Complex Concepts Simplified
- Proper provision: In Irish divorce law, the court must ensure that both spouses (and dependants) are appropriately provided for, considering all resources, needs, contributions, health, and the standard of living during marriage. It is not a 50/50 split rule; it is fairness-based and fact-specific.
- Sham/Bogus separation agreement: An agreement executed not as a genuine settlement but as a device to shield assets or mislead can be treated as illegitimate. The court may consider it but give it little or no weight and is not bound by it.
- Beneficial interest: Someone may benefit from and control property even if they are not the legal owner on paper. Family courts can treat such beneficial interests as part of the spouse’s resources.
- Adverse inference for non-disclosure: If a party fails to disclose fully or tenders implausible evidence, the court may infer the existence of additional assets or the non-existence of alleged debts.
- Conditional extinguishment of succession rights: The court can extinguish spouses’ inheritance rights against each other upon divorce. Making one party’s extinguishment conditional on the other’s compliance is a tool to ensure orders are obeyed.

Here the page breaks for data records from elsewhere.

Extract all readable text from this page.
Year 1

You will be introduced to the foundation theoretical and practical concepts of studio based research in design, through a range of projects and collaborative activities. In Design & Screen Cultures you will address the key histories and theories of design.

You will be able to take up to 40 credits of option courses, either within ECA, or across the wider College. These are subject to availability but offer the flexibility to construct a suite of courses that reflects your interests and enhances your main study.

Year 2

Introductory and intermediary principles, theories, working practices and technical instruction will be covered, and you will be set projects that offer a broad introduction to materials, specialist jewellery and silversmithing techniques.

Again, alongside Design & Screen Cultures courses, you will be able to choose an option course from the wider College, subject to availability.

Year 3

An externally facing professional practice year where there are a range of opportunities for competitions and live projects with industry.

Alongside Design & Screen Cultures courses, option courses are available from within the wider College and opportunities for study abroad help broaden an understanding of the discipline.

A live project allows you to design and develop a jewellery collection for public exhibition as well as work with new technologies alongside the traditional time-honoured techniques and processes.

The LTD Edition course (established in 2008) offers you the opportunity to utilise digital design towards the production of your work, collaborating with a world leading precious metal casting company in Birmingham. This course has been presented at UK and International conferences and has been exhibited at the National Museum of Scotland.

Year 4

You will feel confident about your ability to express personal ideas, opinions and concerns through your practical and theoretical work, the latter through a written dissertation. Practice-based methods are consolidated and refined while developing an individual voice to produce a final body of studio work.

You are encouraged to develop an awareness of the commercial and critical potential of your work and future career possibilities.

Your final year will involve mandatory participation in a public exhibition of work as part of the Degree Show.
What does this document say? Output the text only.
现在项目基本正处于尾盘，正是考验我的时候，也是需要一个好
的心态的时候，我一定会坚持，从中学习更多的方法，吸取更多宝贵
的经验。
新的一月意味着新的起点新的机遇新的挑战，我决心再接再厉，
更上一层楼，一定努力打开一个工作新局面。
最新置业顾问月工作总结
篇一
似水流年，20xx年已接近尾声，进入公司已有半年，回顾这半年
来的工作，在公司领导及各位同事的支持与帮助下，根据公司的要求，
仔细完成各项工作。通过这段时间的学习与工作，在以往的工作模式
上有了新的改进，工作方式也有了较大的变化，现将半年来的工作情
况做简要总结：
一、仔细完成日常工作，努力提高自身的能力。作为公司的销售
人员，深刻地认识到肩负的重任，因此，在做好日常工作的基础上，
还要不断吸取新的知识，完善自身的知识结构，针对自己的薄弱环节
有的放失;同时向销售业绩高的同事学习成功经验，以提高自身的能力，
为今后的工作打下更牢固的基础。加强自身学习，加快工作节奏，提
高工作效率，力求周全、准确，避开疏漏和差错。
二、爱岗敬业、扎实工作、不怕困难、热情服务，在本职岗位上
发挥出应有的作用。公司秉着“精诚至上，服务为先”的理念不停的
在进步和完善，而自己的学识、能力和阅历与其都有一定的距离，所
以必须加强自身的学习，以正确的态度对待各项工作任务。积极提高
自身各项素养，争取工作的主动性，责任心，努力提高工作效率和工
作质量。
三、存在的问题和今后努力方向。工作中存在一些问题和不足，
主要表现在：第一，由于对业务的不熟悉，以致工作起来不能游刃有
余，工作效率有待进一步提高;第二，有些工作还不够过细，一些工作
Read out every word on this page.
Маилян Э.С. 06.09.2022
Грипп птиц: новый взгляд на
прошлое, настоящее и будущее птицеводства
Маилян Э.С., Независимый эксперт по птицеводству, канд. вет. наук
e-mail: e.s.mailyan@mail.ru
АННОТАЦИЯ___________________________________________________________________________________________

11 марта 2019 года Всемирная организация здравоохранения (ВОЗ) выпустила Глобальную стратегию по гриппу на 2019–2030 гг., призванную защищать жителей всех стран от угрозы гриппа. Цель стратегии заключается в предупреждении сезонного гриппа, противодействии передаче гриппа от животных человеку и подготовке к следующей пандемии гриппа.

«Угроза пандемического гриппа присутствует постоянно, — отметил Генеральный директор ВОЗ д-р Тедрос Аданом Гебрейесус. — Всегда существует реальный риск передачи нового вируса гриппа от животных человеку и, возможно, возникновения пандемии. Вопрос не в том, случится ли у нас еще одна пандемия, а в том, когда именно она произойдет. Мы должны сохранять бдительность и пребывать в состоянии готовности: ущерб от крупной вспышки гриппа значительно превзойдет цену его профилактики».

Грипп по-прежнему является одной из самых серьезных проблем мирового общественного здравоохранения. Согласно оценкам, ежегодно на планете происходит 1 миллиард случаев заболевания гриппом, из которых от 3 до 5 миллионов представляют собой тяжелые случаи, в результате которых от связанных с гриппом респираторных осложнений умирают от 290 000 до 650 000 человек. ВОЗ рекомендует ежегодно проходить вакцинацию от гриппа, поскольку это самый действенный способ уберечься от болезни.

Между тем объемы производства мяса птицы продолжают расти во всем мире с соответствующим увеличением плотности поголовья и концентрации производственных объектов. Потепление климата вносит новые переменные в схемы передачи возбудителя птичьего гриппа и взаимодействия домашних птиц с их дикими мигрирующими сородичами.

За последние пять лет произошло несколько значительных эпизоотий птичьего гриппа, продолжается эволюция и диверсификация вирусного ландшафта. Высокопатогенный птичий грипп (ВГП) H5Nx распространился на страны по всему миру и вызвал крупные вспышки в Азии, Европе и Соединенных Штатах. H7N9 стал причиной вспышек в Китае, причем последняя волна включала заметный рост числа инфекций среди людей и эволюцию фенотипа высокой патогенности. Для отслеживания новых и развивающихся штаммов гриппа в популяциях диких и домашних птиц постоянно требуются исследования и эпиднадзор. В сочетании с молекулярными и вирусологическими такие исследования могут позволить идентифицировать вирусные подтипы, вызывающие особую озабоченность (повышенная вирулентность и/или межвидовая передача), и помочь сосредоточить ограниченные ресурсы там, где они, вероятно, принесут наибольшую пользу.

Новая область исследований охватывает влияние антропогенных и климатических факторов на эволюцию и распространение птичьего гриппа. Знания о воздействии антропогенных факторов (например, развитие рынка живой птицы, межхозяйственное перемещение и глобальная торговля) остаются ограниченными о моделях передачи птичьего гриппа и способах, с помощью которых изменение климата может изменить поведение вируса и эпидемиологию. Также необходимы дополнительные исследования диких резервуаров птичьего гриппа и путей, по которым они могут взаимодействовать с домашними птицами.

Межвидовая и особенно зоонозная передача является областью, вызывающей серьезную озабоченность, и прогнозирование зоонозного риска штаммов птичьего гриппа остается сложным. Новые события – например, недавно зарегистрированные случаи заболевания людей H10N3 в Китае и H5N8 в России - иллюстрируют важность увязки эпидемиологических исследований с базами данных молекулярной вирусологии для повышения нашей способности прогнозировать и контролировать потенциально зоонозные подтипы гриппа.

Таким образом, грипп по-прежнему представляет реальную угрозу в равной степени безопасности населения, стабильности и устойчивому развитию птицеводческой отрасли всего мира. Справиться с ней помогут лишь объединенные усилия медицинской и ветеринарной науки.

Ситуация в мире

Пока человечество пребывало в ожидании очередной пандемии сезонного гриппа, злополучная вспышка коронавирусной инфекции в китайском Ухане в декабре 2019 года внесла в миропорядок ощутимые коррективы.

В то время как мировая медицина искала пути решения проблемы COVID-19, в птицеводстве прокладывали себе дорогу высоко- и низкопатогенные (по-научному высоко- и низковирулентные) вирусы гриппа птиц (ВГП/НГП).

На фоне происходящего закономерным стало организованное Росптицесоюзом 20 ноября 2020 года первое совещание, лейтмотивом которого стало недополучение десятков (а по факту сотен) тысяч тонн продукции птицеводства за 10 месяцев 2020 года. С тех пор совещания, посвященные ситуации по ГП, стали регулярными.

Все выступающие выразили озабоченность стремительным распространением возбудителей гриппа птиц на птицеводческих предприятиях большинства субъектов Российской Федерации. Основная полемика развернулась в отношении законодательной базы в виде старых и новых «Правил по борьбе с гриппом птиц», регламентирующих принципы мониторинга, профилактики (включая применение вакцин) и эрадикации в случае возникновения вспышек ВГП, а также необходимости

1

- Charging order and Courts Act interest: A lump sum can be secured as a legal charge over property and will accrue statutory interest if not paid on time—encouraging timely compliance.
- County Registrar execution: If a party refuses to sign necessary documents, the County Registrar may be authorised to execute them, preventing obstruction.
Conclusion
L v T is a significant High Court authority on three fronts. First, it clarifies that a court, in fulfilling its duty to secure “proper provision” under s.20 of the 1996 Act, can disregard a sham separation agreement without the need for separate set-aside proceedings. Deeds used to camouflage wealth or pre-emptively suppress a spouse’s entitlements will not bind the court.
Second, the judgment exemplifies the court’s readiness to look past formal title and infer beneficial interests where family structures are used to obscure a spouse’s true resources. Property orders may require a spouse to perfect title, discharge mortgages, and deliver marketable title to achieve proper provision—especially where accommodation and health needs are paramount.
Third, it is an unambiguous restatement of disclosure obligations. Unsubstantiated debts and opaque finances will be met with adverse inferences, and covenants purporting to exclude spousal maintenance will not stand where they offend proper provision.
For practitioners and parties, the case underscores that family law courts prioritise fairness over formality. Asset-shielding devices, however sophisticated, will yield to the statutory mandate to ensure proper provision. The remedies crafted—transfer based on beneficial interest, conditional extinguishment of succession rights, secured lump sums, and registrar-assisted enforcement—offer a practical blueprint for courts tasked with delivering just outcomes in complex family asset structures.